Two weeks later, the ship had the honor of having President Polk “accompanied by a few friends” (as the Baltimore Sun of April 9 wrote) take a tour of the Potomac on it. The ship was commanded by no less than Lieutenant Hunter himself. The President and his party were taken to the Long Bridge (basically today’s 14th Street Bridge) where they landed and took carriages back to the White House.
However, the Water Witch was not to stay at the Navy Yard forever. She had been designed for the mundane task of moving water around the Norfolk Navy Yard as well as a tugboat. Four days after having hosted the President, the new boat was sent off to Norfolk to begin her actual duties.
The first reports from Norfolk were good: She achieved speeds of 11 miles an hour, and towed a number of ships around the Norfolk Navy Yard. However, it turned out that she was too big for her actual duty as a water tank, and worse, it was determined that her performance was lacking. On June 25th, the Baltimore Sun reported that the new ship had been ordered to Philadelphia, “for the purpose of having her engines, machinery and propellers altered.”

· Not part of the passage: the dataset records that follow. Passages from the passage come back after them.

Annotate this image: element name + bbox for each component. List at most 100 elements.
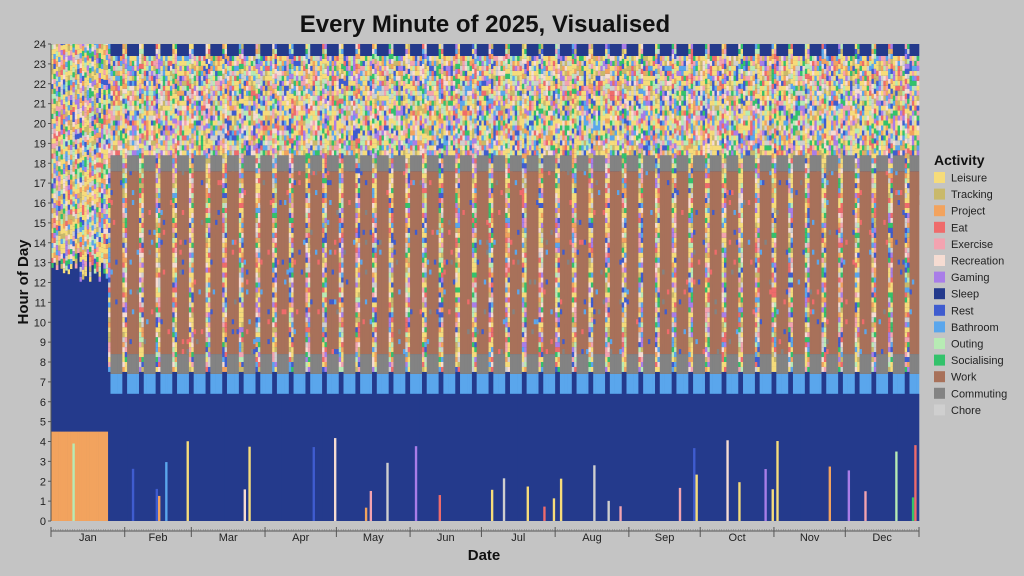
activity-block-bathroom <box>84 241 87 247</box>
activity-block-leisure <box>243 100 247 106</box>
activity-block-gaming <box>158 242 161 248</box>
activity-block-project <box>77 193 80 199</box>
activity-block-gaming <box>74 129 78 135</box>
activity-block-rest <box>86 149 90 155</box>
activity-block-outing <box>141 68 145 74</box>
activity-block-work <box>110 171 114 355</box>
activity-block-leisure <box>257 173 261 179</box>
activity-block-rest <box>98 92 102 98</box>
activity-block-gaming <box>212 145 216 151</box>
activity-block-leisure <box>122 282 126 288</box>
activity-block-rest <box>91 205 95 211</box>
activity-block-leisure <box>81 185 85 191</box>
activity-block-leisure <box>96 187 99 193</box>
activity-block-tracking <box>60 233 64 239</box>
activity-block-gaming <box>100 133 104 139</box>
activity-block-gaming <box>179 80 183 86</box>
activity-block-leisure <box>248 135 252 141</box>
activity-block-project <box>134 95 137 101</box>
activity-block-leisure <box>172 212 175 218</box>
activity-block-gaming <box>65 116 68 122</box>
activity-block-leisure <box>174 327 178 333</box>
activity-block-rest <box>248 145 252 151</box>
activity-block-leisure <box>207 287 211 293</box>
activity-block-leisure <box>86 80 90 86</box>
activity-block-project <box>172 48 175 54</box>
activity-block-eat <box>312 170 316 176</box>
activity-block-socialising <box>231 55 235 61</box>
activity-block-leisure <box>305 178 309 184</box>
activity-block-bathroom <box>272 123 275 129</box>
activity-block-socialising <box>138 153 142 159</box>
activity-block-socialising <box>231 65 235 71</box>
day-column <box>319 44 323 521</box>
activity-block-gaming <box>305 108 309 114</box>
activity-block-chore <box>212 135 216 141</box>
activity-block-bathroom <box>129 373 133 394</box>
activity-block-exercise <box>324 357 328 362</box>
activity-block-leisure <box>58 81 61 87</box>
activity-block-rest <box>274 44 278 49</box>
activity-block-project <box>188 352 192 358</box>
activity-block-tracking <box>307 332 311 338</box>
activity-block-chore <box>81 200 85 206</box>
activity-block-recreation <box>122 362 126 367</box>
activity-block-commuting <box>298 354 301 374</box>
activity-block-gaming <box>257 352 261 358</box>
activity-block-project <box>103 253 106 259</box>
activity-block-exercise <box>53 143 57 149</box>
activity-block-sleep <box>236 393 240 521</box>
activity-block-rest <box>108 227 111 233</box>
activity-block-outing <box>138 123 142 129</box>
activity-block-exercise <box>222 322 225 328</box>
activity-block-leisure <box>322 168 325 174</box>
activity-block-gaming <box>172 163 175 169</box>
activity-block-rest <box>288 128 292 134</box>
activity-block-socialising <box>196 100 199 106</box>
activity-block-bathroom <box>160 209 164 215</box>
activity-block-outing <box>224 307 228 313</box>
activity-block-eat <box>298 180 301 186</box>
activity-block-rest <box>305 237 309 243</box>
activity-block-leisure <box>55 66 59 72</box>
activity-block-bathroom <box>174 193 178 199</box>
activity-block-chore <box>222 247 225 253</box>
activity-block-socialising <box>241 63 244 69</box>
activity-block-sleep <box>119 393 123 521</box>
activity-block-work <box>303 171 306 355</box>
activity-block-exercise <box>93 194 97 200</box>
activity-block-bathroom <box>324 282 328 288</box>
activity-block-chore <box>67 154 71 160</box>
activity-block-leisure <box>79 157 83 163</box>
activity-block-recreation <box>62 188 66 194</box>
activity-block-eat <box>112 100 116 106</box>
activity-block-gaming <box>307 317 311 323</box>
activity-block-rest <box>274 257 278 263</box>
activity-block-leisure <box>207 307 211 313</box>
activity-block-bathroom <box>212 373 216 394</box>
activity-block-outing <box>217 90 221 96</box>
activity-block-exercise <box>138 342 142 348</box>
activity-block-leisure <box>127 125 130 131</box>
activity-block-recreation <box>255 272 259 278</box>
activity-block-leisure <box>72 102 76 108</box>
activity-block-commuting <box>129 354 133 374</box>
activity-block-exercise <box>307 217 311 223</box>
activity-block-rest <box>184 239 187 245</box>
activity-block-leisure <box>138 222 142 228</box>
activity-block-leisure <box>324 188 328 194</box>
activity-block-bathroom <box>162 373 166 394</box>
activity-block-recreation <box>72 171 76 177</box>
activity-block-recreation <box>250 125 254 131</box>
activity-block-socialising <box>103 164 106 170</box>
activity-block-leisure <box>262 115 266 121</box>
activity-block-leisure <box>234 100 237 106</box>
activity-block-gaming <box>165 120 168 126</box>
activity-block-tracking <box>138 113 142 119</box>
activity-block-bathroom <box>108 257 111 263</box>
activity-block-project <box>298 120 301 126</box>
activity-block-eat <box>179 249 183 255</box>
activity-block-gaming <box>274 362 278 367</box>
activity-block-bathroom <box>186 55 190 61</box>
activity-block-bathroom <box>81 160 85 166</box>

Furthermore, she was to be lengthened by some 30 feet, a significant addition to her 100-foot length. Another major change was a replacement of her propellers, with the Hunter variant replaced by one designed by Captain Richard Loper. The Loper Propeller were mounted below the waterline in the stern of the ship, much as today’s propellers. The major difference is that the vanes are simply flat pieces of metal unlike the screws invented by Ericsson, which later became the default mechanisms.

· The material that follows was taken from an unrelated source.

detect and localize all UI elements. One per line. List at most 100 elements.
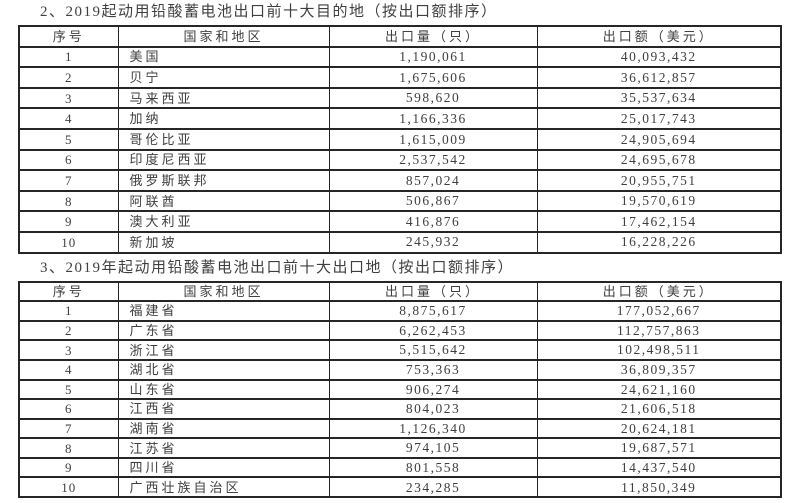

Nonetheless, the Water Witch seemed to hold its own for a time, and when it was compared later that year with the Engineer, which had Ericsson propellers, it was considered its equal. Nonetheless, further major changes were made to the ship, including replacing the propellers with the more conventional side-wheels. She was recommissioned on August 21, 1847, under the command of Lt. George M. Totten and sent to the Gulf of Mexico to take part in the Mexican-American War.